Sample response. Young’s double slit experiment (1801) was highly significant because it provided the first quantitative, reproducible experimental evidence that light exhibits wave behaviour through interference — a phenomenon that could not be explained by Newton’s corpuscular (particle) theory, which had dominated physics for over a century. Newton’s model predicted that particles passing through two slits would produce two bright patches on a screen. Young observed instead a series of alternating bright and dark fringes, which is the definitive signature of wave superposition: bright fringes arise from constructive interference (path difference = nλ) and dark fringes from destructive interference (path difference = (n + ½)λ). No particle model can account for cancellation of intensity at dark fringes. Furthermore, Young’s formula Δx = λL/d allowed him to quantitatively predict fringe positions with high accuracy, giving the wave model strong predictive power. The observation that covering one slit destroys the pattern further confirmed that two coherent sources are required for interference, precisely as wave theory demands. However, the experiment’s decisiveness has limits: the full acceptance of the wave model required additional evidence (notably Fresnel’s mathematical wave theory and Foucault’s 1850 measurement showing light travels more slowly in water — as predicted by waves, not particles). Young’s result was also initially resisted by supporters of Newton’s authority. In summary, Young’s experiment was decisive in demonstrating that light can interfere and must have wave properties, but the broader acceptance of the wave model depended on a cumulative body of evidence from multiple independent experiments.

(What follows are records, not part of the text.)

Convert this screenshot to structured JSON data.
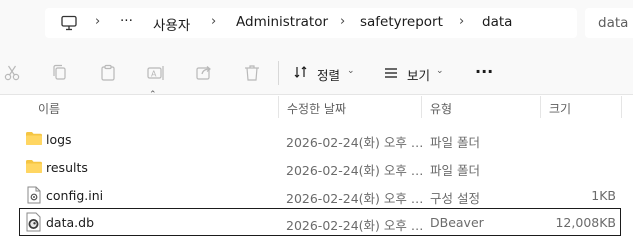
{
  "breadcrumb": {
    "overflow": "···",
    "items": [
      "사용자",
      "Administrator",
      "safetyreport",
      "data"
    ]
  },
  "search": {
    "text": "data"
  },
  "toolbar": {
    "sort_label": "정렬",
    "view_label": "보기",
    "more_label": "···"
  },
  "columns": {
    "name": "이름",
    "modified": "수정한 날짜",
    "type": "유형",
    "size": "크기"
  },
  "files": [
    {
      "name": "logs",
      "modified": "2026-02-24(화) 오후 …",
      "type": "파일 폴더",
      "size": "",
      "icon": "folder-icon"
    },
    {
      "name": "results",
      "modified": "2026-02-24(화) 오후 …",
      "type": "파일 폴더",
      "size": "",
      "icon": "folder-icon"
    },
    {
      "name": "config.ini",
      "modified": "2026-02-24(화) 오후 …",
      "type": "구성 설정",
      "size": "1KB",
      "icon": "settings-file-icon"
    },
    {
      "name": "data.db",
      "modified": "2026-02-24(화) 오후 …",
      "type": "DBeaver",
      "size": "12,008KB",
      "icon": "dbeaver-icon"
    }
  ],
  "colors": {
    "folder": "#f5c543",
    "accent": "#0067c0"
  }
}
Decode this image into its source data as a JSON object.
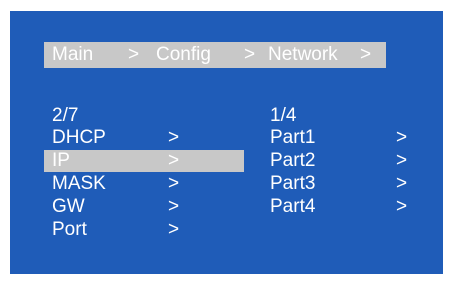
{
  "breadcrumb": {
    "items": [
      "Main",
      ">",
      "Config",
      ">",
      "Network",
      ">"
    ]
  },
  "left_menu": {
    "counter": "2/7",
    "items": [
      {
        "label": "DHCP",
        "arrow": ">",
        "selected": false
      },
      {
        "label": "IP",
        "arrow": ">",
        "selected": true
      },
      {
        "label": "MASK",
        "arrow": ">",
        "selected": false
      },
      {
        "label": "GW",
        "arrow": ">",
        "selected": false
      },
      {
        "label": "Port",
        "arrow": ">",
        "selected": false
      }
    ]
  },
  "right_menu": {
    "counter": "1/4",
    "items": [
      {
        "label": "Part1",
        "arrow": ">"
      },
      {
        "label": "Part2",
        "arrow": ">"
      },
      {
        "label": "Part3",
        "arrow": ">"
      },
      {
        "label": "Part4",
        "arrow": ">"
      }
    ]
  },
  "colors": {
    "background": "#1f5cb8",
    "highlight": "#c8c8c8",
    "text": "#ffffff"
  }
}
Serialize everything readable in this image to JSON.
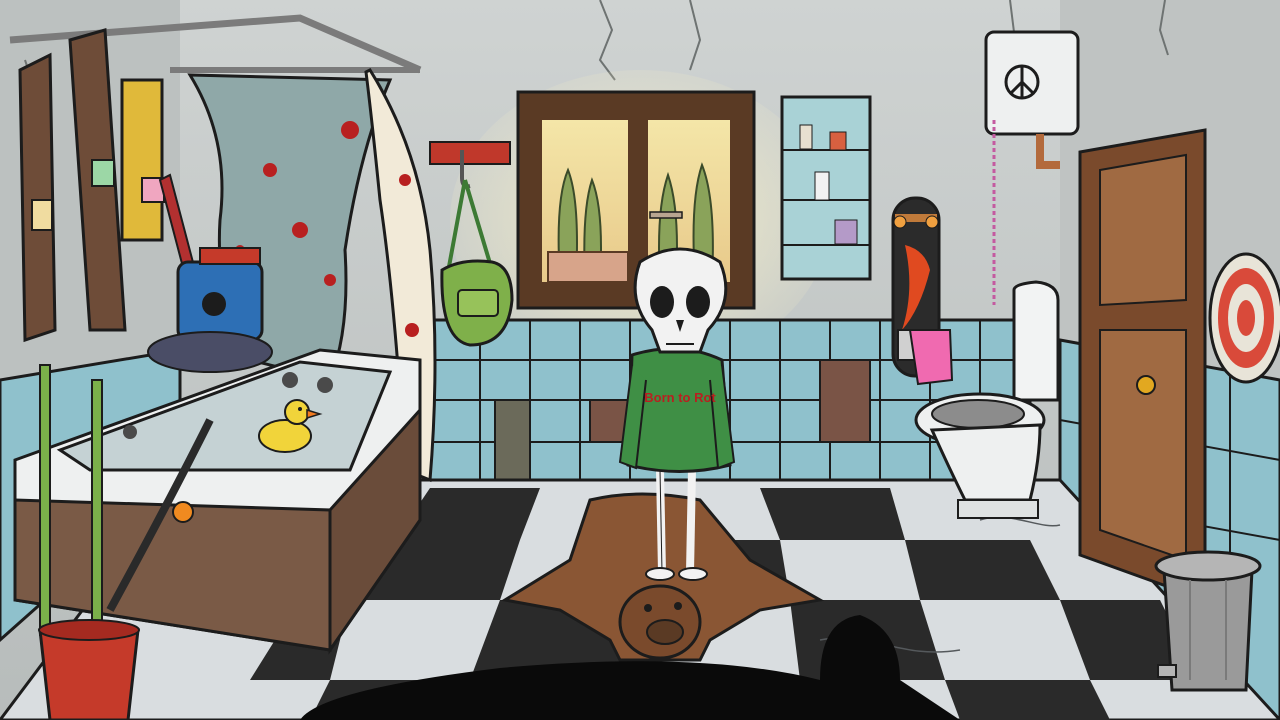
{
  "scene": {
    "room": "bathroom",
    "character": "skeleton",
    "hoodie_text": "Born to Rot",
    "tank_symbol": "peace-sign"
  },
  "colors": {
    "wall": "#c9cccb",
    "tile_blue": "#8fc1cc",
    "tile_dark": "#2a2a2a",
    "tile_light": "#d9dde0",
    "wood": "#6b4a33",
    "hoodie": "#3f8f45",
    "rug": "#8a5634",
    "duck": "#f1d43a",
    "chainsaw": "#2d6fb5",
    "door": "#7a4a2c"
  },
  "icons": [
    "peace-sign-icon",
    "rubber-duck-icon",
    "target-icon",
    "skateboard-icon"
  ]
}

Marking criteria (5 marks). 1 = clearly explains what the particle model predicted and why Young’s observed pattern was inconsistent with it. 1 = correctly explains how the wave model (superposition, constructive/destructive interference) accounts for the alternating fringes. 1 = discusses a specific piece of additional evidence or limitation that shows why the experiment alone was not entirely decisive (e.g. Foucault, Fresnel, initial resistance, or wave-particle duality later). 1 = uses quantitative reasoning or specific reference to the formula Δx = λL/d or path difference conditions. 1 = reaches an explicit evaluative judgement about the significance and decisiveness of the experiment, rather than merely describing it.